Y era bueno finalmente saber el nombre de la mujer.

Li Dai Lu… por más que ese nombre rondara en mi cabeza, no podía ubicarlo.

Nunca había oído hablar de nadie con ese nombre en ninguna de mis vidas.

¿Estaba equivocada?

Tal vez no era a mí a quien realmente buscaba.

Si ese era el caso, tal vez podría devolverme a la jaula y alejarse.

Dejar que mi vida volviera a la normalidad.

La puerta se abrió y pude oír a alguien entrando dondequiera que estuviera.

—Está bien; logré que se alejara un poco, pero esa mujer es más terca que un muro de ladrillos, lo juro —murmuró Rip.

Está bien.

Él estaba aquí; podía hacer esto.

Lentamente abrí los ojos, el proceso tomó mucho más tiempo y dolor del que pensé inicialmente.

—Han estado cerrados durante algunos días —dijo Rip como si respondiera a mi pregunta no formulada.

Asintiendo con la cabeza, parpadeé rápidamente mientras miraba hacia el techo.

No era la cabaña en el Campamento Infierno.

Este techo era de un color blanco prístino con textura de palomitas.

Incluso había una luz en el centro, justo encima de mí.

—Funciona —sonrió Rip, y giré la cabeza para mirarlo.

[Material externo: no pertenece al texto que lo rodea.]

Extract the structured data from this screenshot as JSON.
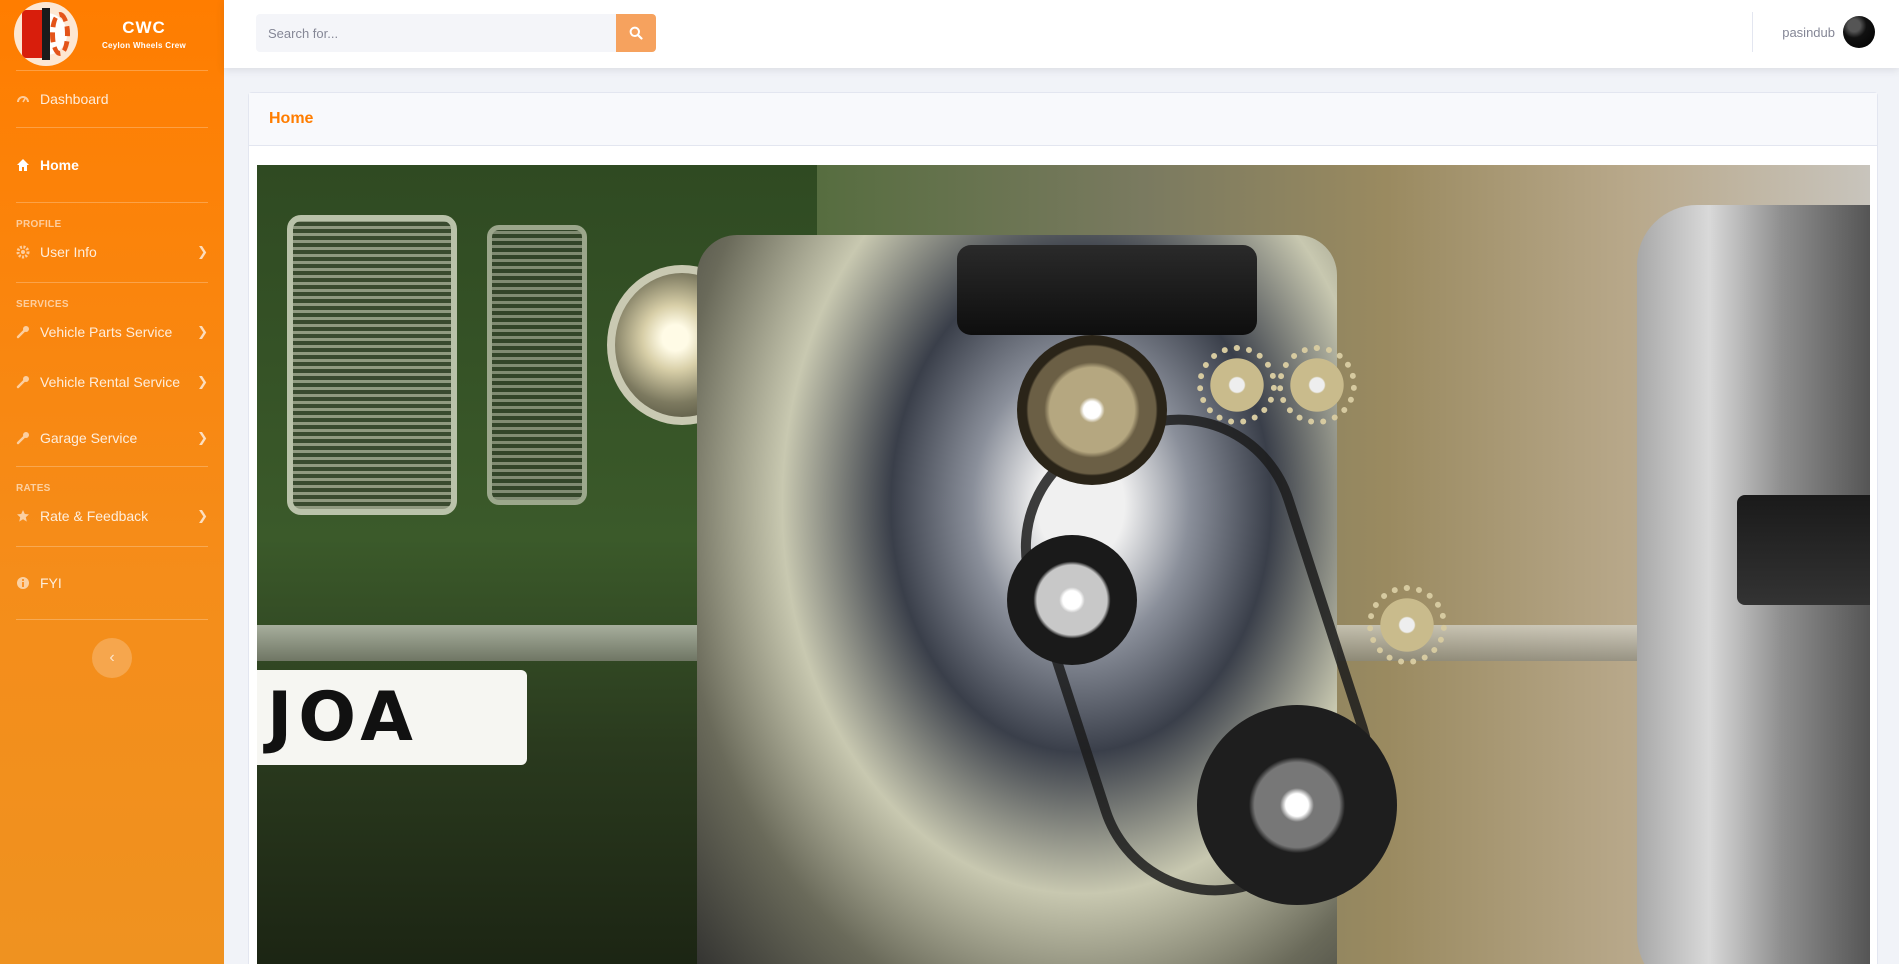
{
  "brand": {
    "name": "CWC",
    "subtitle": "Ceylon Wheels Crew"
  },
  "sidebar": {
    "dashboard": {
      "label": "Dashboard",
      "icon": "tachometer-icon"
    },
    "home": {
      "label": "Home",
      "icon": "home-icon",
      "active": true
    },
    "profile_heading": "PROFILE",
    "user_info": {
      "label": "User Info",
      "icon": "gear-icon"
    },
    "services_heading": "SERVICES",
    "services": [
      {
        "label": "Vehicle Parts Service",
        "icon": "wrench-icon"
      },
      {
        "label": "Vehicle Rental Service",
        "icon": "wrench-icon"
      },
      {
        "label": "Garage Service",
        "icon": "wrench-icon"
      }
    ],
    "rates_heading": "RATES",
    "rate_feedback": {
      "label": "Rate & Feedback",
      "icon": "star-icon"
    },
    "fyi": {
      "label": "FYI",
      "icon": "info-icon"
    },
    "toggle_glyph": "‹"
  },
  "topbar": {
    "search_placeholder": "Search for...",
    "username": "pasindub"
  },
  "card": {
    "title": "Home",
    "image": {
      "plate_text": "JOA"
    }
  },
  "colors": {
    "accent": "#ff7d00",
    "search_button": "#f6a25e"
  }
}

Se veía mejor de lo que nunca lo había visto antes.

Su largo cabello rubio estaba lavado con jabón, y no había ni una sola mancha de suciedad o sangre en él.

Incluso llevaba ropa nueva.

Huh, no pensé que nadie tuviera su talla.

—Estamos en la Ciudad A —continuó mientras me ayudaba a sentarme.

—Tienen agua corriente e incluso electricidad, gracias a numerosos generadores y paneles solares.

Es como un mundo completamente diferente que está separado por una sola pared.

Nadie aquí ha visto nunca un zombi o incluso un Reaver antes.

Se rió suavemente mientras acomodaba la almohada y la colocaba detrás de mí.

Satisfecho de que estaba cómoda, alcanzó el vaso de agua junto a la cama y me lo tendió.

—Realmente nunca he visto nada parecido.

Es como si el tiempo simplemente se hubiera detenido.

Por supuesto, hay algunos problemas que aún necesitan superar…

los refugiados siendo los más grandes, pero ninguno de los grandes jefes aquí ha visto ni siquiera uno.

Asentí con la cabeza nuevamente y extendí la mano hacia el vaso, sin importarme cuánto temblaran mis brazos.

Me negaba a mirar a cualquier lado además de a Rip y al techo, preocupada de que tuviera un ataque de pánico si lo hacía.

—Li Dai Lu ha sugerido que nos quedemos aquí por un tiempo.

Si no, tiene un rancho justo fuera de la ciudad al que dijo que podríamos ir.

Depende de ti —encogió los hombros Rip mientras evitaba mis manos y sostenía el vaso en mis labios.

Me incliné hacia adelante y envolví mis manos alrededor de las suyas mientras inclinábamos el vaso juntos.

Fue el mejor vaso de agua que había tenido.